LONDON (Reuters) - Npower will raise domestic fuel costs for one million British customers, saying its standard variable dual fuel price for gas and electricity would increase 5.3 percent from mid-June.
Friday’s price rise announcement comes despite intense political scrutiny of energy bills and follows hikes by Centrica-owned (CNA.L) British Gas, Iberdrola-owned (IBE.MC) Scottish Power and EDF Energy, part of France’s EDF (EDF.PA).
Innogy-owned (IGY.DE) Npower’s price rise means customers on its dual fuel tariff who pay by direct debit will have an average energy bill of around 1,230 pounds a year.
The rise is made up of an average rise of 4.4 percent on gas and 6.2 percent on electricity, Npower said in a statement.
“The price change largely stems from increases in policy and wholesale energy costs, which are widely acknowledged to have continued to rise since Npower implemented its last price change in March 2017,” it added.
British gas prices TRGBNBPWKD have become more volatile and experienced a huge spike during a sudden freeze in late February, in part due to the closure of a large storage site which acted as buffer during cold months. Baseload power prices TRGBBD1 are broadly higher this month than a year ago too.
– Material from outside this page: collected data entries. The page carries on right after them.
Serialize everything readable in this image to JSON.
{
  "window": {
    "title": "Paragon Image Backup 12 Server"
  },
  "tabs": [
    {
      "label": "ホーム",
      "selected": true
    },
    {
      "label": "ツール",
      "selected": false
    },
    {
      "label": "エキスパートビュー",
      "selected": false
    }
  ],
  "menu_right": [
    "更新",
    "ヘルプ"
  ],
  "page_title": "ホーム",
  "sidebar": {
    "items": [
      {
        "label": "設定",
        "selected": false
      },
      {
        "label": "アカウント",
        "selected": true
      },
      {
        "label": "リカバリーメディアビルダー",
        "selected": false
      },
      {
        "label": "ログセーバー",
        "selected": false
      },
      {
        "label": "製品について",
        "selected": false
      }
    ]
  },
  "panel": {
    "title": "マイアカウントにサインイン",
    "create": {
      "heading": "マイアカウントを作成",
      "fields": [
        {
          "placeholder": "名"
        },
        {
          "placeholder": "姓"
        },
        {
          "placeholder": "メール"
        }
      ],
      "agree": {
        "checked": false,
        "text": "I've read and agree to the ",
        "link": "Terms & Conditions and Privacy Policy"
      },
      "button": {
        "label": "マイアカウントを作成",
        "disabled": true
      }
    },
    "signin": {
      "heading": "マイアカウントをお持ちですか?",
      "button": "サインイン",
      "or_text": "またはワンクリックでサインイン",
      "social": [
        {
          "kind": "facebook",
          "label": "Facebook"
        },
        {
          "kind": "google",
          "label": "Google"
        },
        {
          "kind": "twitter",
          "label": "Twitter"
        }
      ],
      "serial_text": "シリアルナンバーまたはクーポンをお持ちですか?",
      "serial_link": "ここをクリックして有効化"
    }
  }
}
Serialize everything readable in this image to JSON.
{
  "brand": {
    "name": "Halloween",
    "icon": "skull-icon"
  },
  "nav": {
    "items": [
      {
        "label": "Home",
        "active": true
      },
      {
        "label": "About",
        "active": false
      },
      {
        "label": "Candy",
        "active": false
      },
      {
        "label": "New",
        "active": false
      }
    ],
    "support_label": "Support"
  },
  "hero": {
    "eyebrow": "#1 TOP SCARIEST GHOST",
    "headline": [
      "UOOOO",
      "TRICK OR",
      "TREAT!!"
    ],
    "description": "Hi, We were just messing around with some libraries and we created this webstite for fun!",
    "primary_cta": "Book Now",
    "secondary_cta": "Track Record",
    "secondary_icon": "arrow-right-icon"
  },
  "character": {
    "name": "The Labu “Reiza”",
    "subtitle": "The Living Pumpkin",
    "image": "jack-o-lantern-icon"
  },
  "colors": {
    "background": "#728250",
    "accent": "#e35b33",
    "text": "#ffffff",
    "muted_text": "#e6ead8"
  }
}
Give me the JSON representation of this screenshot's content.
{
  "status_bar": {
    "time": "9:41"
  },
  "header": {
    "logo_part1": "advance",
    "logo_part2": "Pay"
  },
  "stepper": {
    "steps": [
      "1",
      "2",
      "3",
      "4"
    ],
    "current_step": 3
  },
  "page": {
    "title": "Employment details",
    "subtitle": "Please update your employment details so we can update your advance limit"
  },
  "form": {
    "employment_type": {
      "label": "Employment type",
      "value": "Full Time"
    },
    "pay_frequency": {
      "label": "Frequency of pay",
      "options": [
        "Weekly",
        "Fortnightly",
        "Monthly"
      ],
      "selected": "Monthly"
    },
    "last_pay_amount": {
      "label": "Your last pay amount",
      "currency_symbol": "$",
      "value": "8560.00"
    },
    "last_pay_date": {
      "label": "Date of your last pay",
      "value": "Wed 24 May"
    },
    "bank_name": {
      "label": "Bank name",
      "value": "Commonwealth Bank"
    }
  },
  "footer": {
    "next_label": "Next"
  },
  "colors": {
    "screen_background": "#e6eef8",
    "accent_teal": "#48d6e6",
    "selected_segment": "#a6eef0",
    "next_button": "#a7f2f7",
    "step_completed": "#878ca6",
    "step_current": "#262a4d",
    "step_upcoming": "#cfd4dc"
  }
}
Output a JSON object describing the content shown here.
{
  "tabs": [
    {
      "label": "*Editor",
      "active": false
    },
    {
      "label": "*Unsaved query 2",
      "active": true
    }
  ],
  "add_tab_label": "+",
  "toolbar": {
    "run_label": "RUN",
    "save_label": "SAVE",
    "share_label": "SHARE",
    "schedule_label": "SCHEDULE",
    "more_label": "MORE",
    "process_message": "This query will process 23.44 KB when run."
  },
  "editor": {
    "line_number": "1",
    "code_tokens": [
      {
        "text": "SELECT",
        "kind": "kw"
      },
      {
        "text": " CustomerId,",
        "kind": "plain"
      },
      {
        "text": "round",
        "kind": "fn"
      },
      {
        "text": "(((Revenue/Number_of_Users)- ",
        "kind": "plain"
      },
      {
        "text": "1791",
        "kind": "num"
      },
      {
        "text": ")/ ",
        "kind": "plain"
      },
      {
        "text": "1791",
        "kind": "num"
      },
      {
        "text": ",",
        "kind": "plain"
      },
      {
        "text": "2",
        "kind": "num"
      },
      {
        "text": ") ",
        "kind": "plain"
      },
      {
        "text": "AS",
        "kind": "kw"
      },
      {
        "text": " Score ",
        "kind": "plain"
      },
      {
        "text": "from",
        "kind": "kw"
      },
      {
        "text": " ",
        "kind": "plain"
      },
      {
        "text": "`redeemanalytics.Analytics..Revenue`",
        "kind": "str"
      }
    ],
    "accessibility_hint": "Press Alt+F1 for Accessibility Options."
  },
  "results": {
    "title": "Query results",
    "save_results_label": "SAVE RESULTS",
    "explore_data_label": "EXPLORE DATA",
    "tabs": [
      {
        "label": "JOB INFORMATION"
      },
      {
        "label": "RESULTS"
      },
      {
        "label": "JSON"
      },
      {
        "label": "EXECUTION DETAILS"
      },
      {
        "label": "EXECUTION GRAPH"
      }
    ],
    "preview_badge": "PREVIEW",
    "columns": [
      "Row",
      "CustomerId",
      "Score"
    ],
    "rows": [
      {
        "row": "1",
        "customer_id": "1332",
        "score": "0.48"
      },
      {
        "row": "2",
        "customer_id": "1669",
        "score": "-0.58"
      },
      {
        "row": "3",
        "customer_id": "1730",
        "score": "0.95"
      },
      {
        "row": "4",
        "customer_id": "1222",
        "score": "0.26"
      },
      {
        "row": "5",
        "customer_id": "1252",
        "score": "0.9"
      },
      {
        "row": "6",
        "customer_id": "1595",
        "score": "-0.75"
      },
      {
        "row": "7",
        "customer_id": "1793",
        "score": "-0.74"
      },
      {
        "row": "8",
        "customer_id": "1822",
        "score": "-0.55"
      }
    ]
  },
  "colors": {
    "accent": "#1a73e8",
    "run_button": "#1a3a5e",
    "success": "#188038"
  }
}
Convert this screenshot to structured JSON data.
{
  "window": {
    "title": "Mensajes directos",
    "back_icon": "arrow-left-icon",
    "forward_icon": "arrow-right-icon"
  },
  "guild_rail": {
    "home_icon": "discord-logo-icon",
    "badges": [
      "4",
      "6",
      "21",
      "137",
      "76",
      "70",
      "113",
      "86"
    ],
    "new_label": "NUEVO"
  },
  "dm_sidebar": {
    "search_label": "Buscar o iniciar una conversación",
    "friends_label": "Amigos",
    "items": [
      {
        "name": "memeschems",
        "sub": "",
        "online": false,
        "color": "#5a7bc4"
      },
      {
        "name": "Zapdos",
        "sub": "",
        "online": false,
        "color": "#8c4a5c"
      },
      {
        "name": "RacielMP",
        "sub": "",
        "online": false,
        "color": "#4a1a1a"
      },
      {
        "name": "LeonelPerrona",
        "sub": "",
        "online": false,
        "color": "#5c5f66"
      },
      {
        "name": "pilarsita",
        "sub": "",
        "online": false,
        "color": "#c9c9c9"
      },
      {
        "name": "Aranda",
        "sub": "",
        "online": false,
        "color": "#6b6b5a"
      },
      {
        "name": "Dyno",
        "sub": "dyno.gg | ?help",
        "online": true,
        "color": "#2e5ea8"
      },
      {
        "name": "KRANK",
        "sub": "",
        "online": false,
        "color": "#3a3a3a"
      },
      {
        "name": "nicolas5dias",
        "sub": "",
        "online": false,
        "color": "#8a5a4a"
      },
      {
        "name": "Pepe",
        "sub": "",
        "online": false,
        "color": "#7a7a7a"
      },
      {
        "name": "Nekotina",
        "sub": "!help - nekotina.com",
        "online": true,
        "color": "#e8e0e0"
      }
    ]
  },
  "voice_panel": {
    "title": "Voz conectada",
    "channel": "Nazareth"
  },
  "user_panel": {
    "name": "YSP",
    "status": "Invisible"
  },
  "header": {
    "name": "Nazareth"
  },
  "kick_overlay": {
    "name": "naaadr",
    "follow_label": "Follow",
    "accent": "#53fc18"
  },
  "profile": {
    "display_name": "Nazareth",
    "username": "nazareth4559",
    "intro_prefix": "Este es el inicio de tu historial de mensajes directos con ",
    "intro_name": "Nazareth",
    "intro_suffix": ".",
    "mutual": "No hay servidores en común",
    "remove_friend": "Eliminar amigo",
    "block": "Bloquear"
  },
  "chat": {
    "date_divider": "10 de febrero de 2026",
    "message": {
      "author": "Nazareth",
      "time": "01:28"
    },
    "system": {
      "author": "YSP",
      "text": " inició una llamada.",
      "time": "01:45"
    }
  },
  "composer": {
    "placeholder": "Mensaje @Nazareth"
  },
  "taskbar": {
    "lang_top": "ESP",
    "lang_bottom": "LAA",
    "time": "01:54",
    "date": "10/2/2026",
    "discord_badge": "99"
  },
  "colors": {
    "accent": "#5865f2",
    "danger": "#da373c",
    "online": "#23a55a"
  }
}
But the wholesale price constitutes less then half of retail prices. Other charges, some policy-driven to encourage a switch to renewable fuels, make up the rest.
Britain’s dominant energy companies, which also include E.ON (EONGn.DE) and SSE Plc (SSE.L), face price caps on the standard variable tariffs which the government plans to implement in time for winter, as well as fierce competition from smaller rivals.
The government has said British energy prices are a “rip-off” after it emerged household bills have doubled over the last decade, despite a series of market liberalisation reforms.